On July 23, 2024, Meta introduced Llama 3.1, a suite of open-source artificial intelligence (AI) models that are poised to revolutionize the field of natural language processing (NLP). The release includes the Llama 3.1 405B model, which Meta claims is the world's largest and most capable openly available foundation model, along with upgraded versions of the 8B and 70B models.
According to Meta CEO Mark Zuckerberg, the latest generation of Llama will ignite new applications and modeling paradigms, including synthetic data generation to enable the improvement and training of smaller models, as well as model distillation—a capability that has never been achieved at this scale in open source.
The Llama 3.1 models boast state-of-the-art capabilities in general knowledge, steerability, math, tool use, and multilingual translation. The 405B model, in particular, rivals the top AI models and outperforms GPT-4o and Anthropic's Claude 3.5 Sonnet on several benchmarks. Meta trained the model using an extensive dataset comprising 15 trillion tokens, with information current up to 2024.

One of the key advantages of Llama 3.1 is its open-source nature. Unlike closed models, Llama model weights are available for download, allowing developers to fully customize the models for their needs and applications, train on new datasets, and conduct additional fine-tuning. This enables the broader developer community to more fully realize the power of generative AI and deploy the technology in any environment, including on-premises, in the cloud, or even locally on a laptop—all without sharing data with Meta.
Meta has also made changes to its license, allowing developers to use the outputs from Llama models—including the 405B—to improve other models. This could have important implications for how models work together and the economic implications for the return on investment of smaller models.

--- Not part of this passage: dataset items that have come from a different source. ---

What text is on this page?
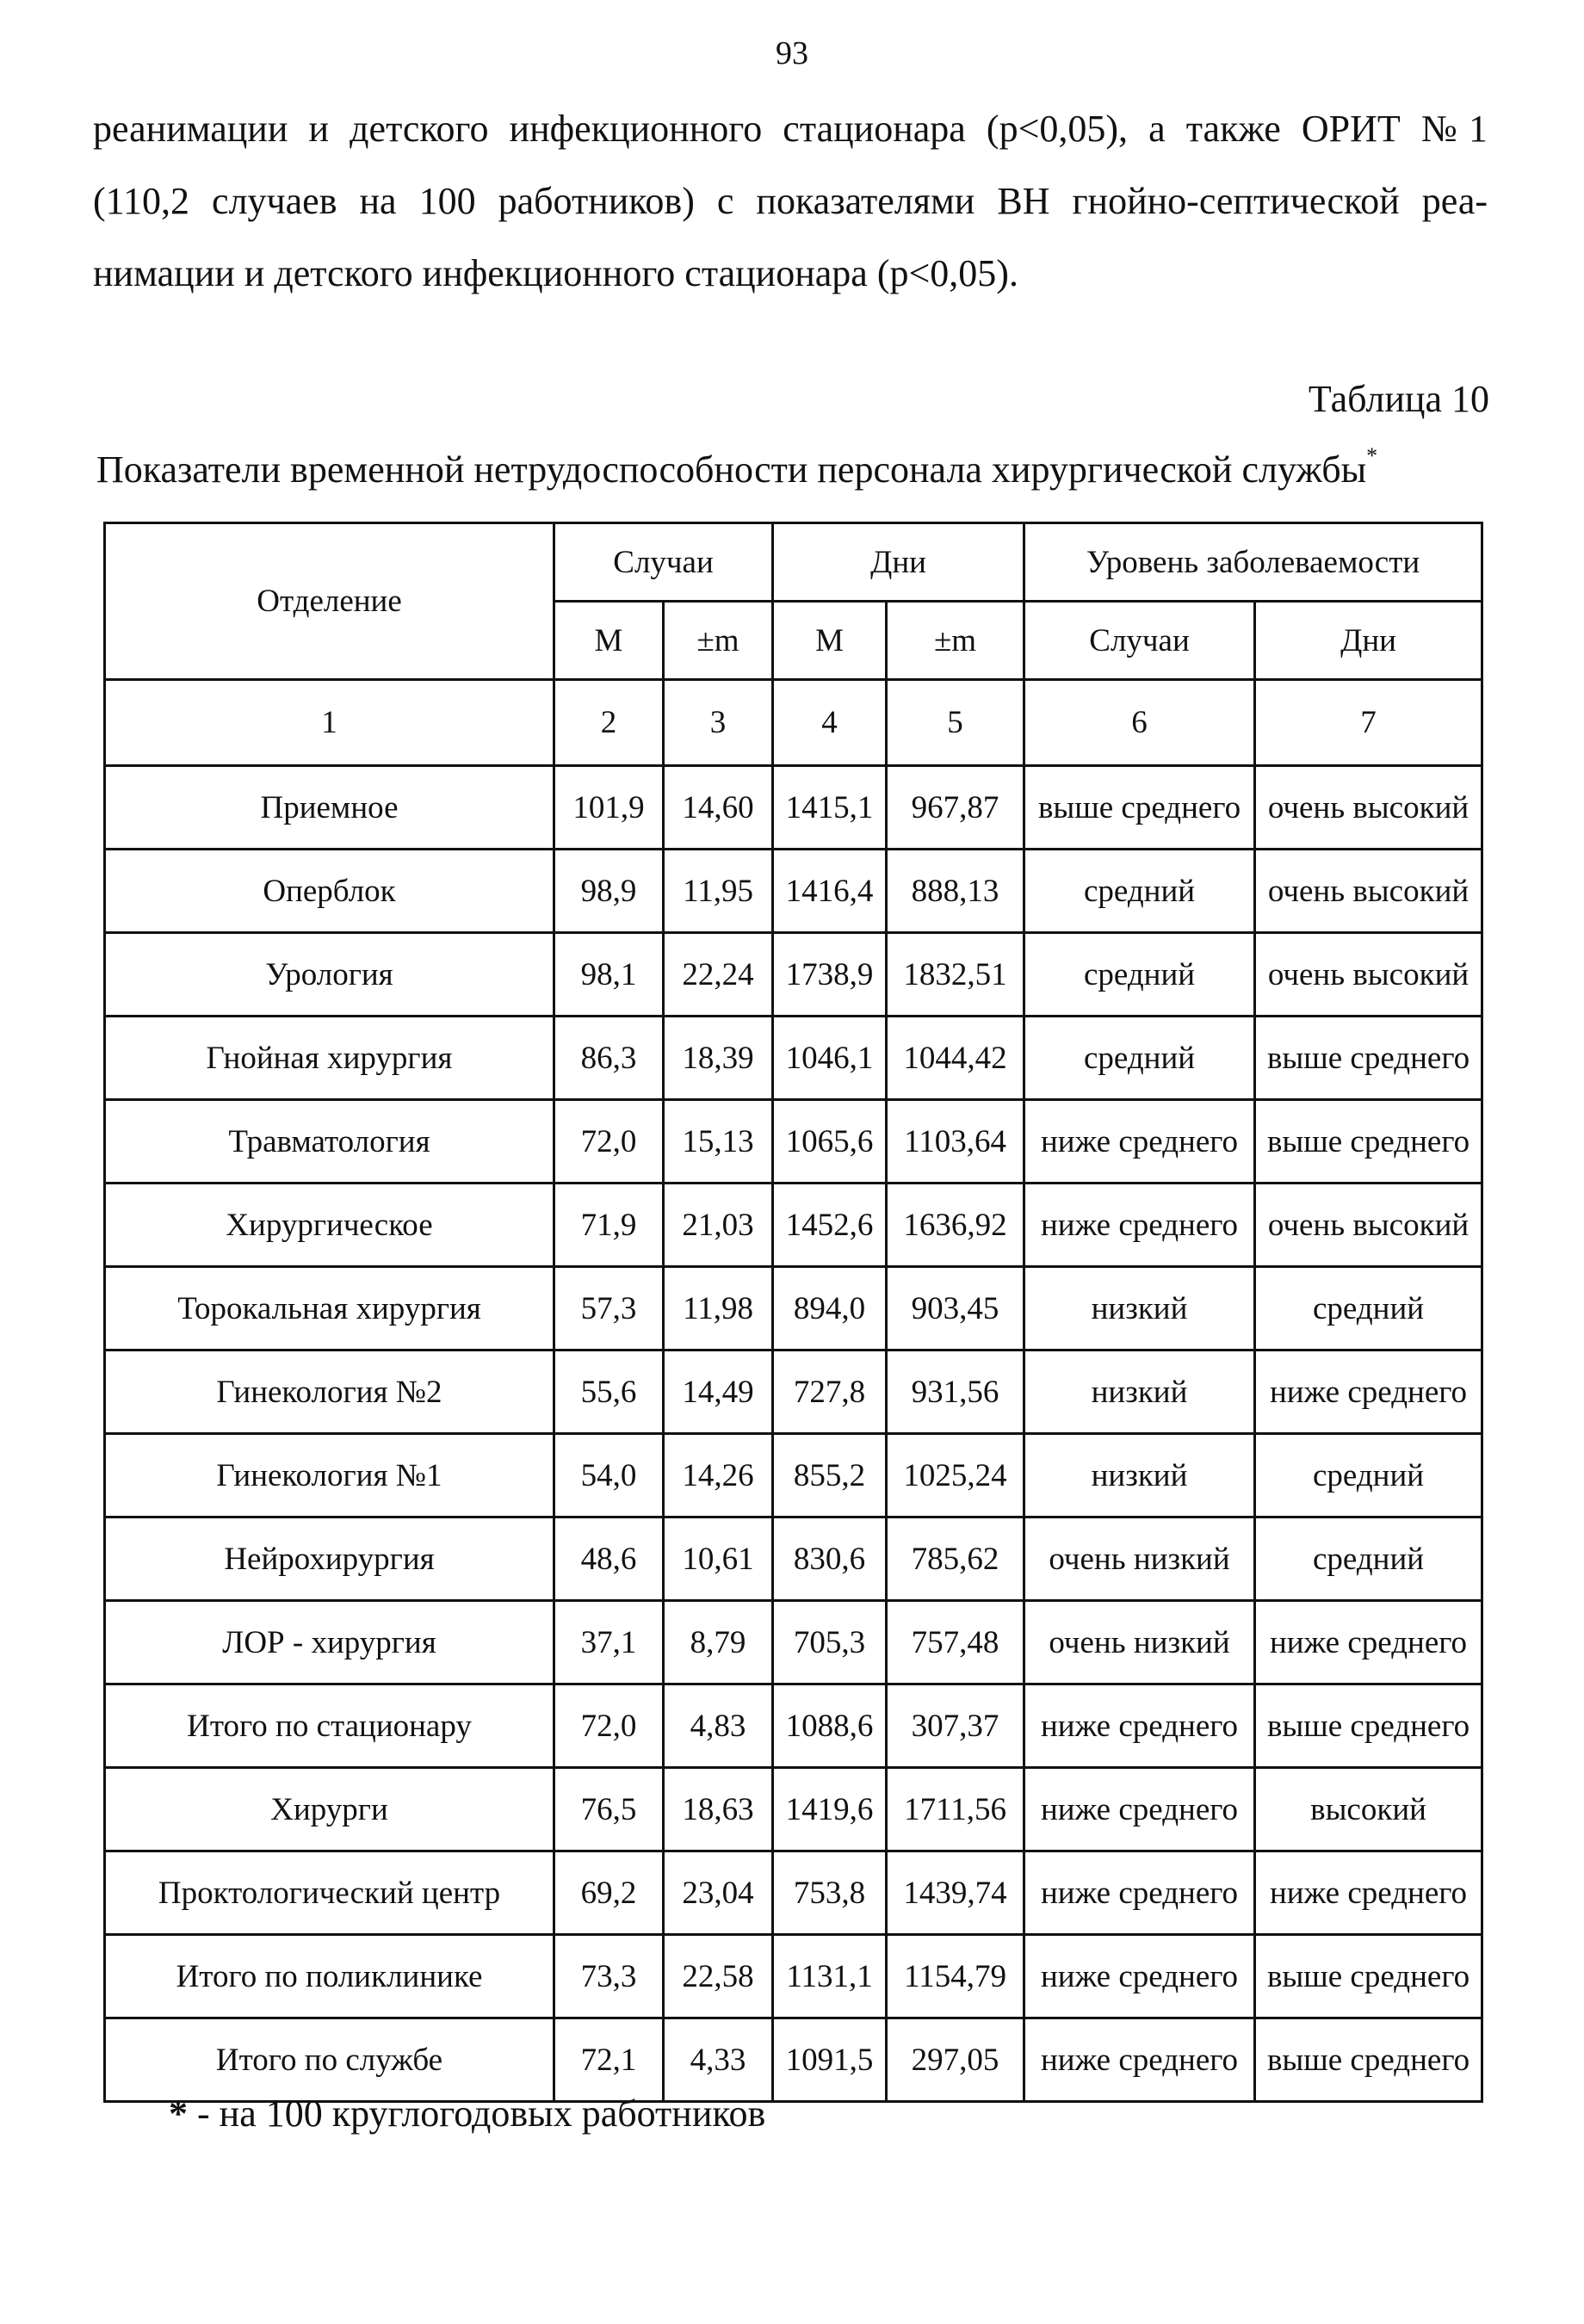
93
реанимации и детского инфекционного стационара (р<0,05), а также ОРИТ №1
(110,2 случаев на 100 работников) с показателями ВН гнойно-септической реа-
нимации и детского инфекционного стационара (р<0,05).
Таблица 10
Показатели временной нетрудоспособности персонала хирургической службы*
Отделение	Случаи		Дни		Уровень заболеваемости	
	М	±m	М	±m	Случаи	Дни
1	2	3	4	5	6	7
Приемное	101,9	14,60	1415,1	967,87	выше среднего	очень высокий
Оперблок	98,9	11,95	1416,4	888,13	средний	очень высокий
Урология	98,1	22,24	1738,9	1832,51	средний	очень высокий
Гнойная хирургия	86,3	18,39	1046,1	1044,42	средний	выше среднего
Травматология	72,0	15,13	1065,6	1103,64	ниже среднего	выше среднего
Хирургическое	71,9	21,03	1452,6	1636,92	ниже среднего	очень высокий
Торокальная хирургия	57,3	11,98	894,0	903,45	низкий	средний
Гинекология №2	55,6	14,49	727,8	931,56	низкий	ниже среднего
Гинекология №1	54,0	14,26	855,2	1025,24	низкий	средний
Нейрохирургия	48,6	10,61	830,6	785,62	очень низкий	средний
ЛОР - хирургия	37,1	8,79	705,3	757,48	очень низкий	ниже среднего
Итого по стационару	72,0	4,83	1088,6	307,37	ниже среднего	выше среднего
Хирурги	76,5	18,63	1419,6	1711,56	ниже среднего	высокий
Проктологический центр	69,2	23,04	753,8	1439,74	ниже среднего	ниже среднего
Итого по поликлинике	73,3	22,58	1131,1	1154,79	ниже среднего	выше среднего
Итого по службе	72,1	4,33	1091,5	297,05	ниже среднего	выше среднего
* - на 100 круглогодовых работников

The Llama 3.1 models are available for download on llama.meta.com and Hugging Face, as well as for immediate development on Meta's broad ecosystem of partner platforms, including major cloud services like AWS, Azure, and Google. Companies such as Scale.AI, Dell, Deloitte, and others are ready to help enterprises adopt Llama and train custom models with their own data.
Alongside the release of Llama 3.1, Meta is expanding the reach of its Llama-powered AI assistant to additional countries and languages, while also introducing a new feature that enables image generation based on a person's unique appearance. The Meta AI assistant is now available in 22 countries, with users able to interact across WhatsApp, Instagram, Messenger, and Facebook in new languages, including French, German, Hindi, Italian, Portuguese, and Spanish.
The community has already built impressive applications with past Llama models, such as an AI study buddy deployed in WhatsApp and Messenger, an LLM tailored to the medical field, and a healthcare non-profit startup in Brazil that streamlines patient information communication. With the release of Llama 3.1, Meta anticipates a surge in innovation and the development of more advanced chatbots, tools with greater reasoning capabilities, and better computer coding agents.
As the AI race continues to heat up, Meta's commitment to open-source development sets it apart from the growing trend of secrecy among AI companies. While some developers have criticized Meta for not being fully transparent about certain aspects of its models, such as the training data, the release of Llama 3.1 represents a significant step forward in the democratization of AI technology.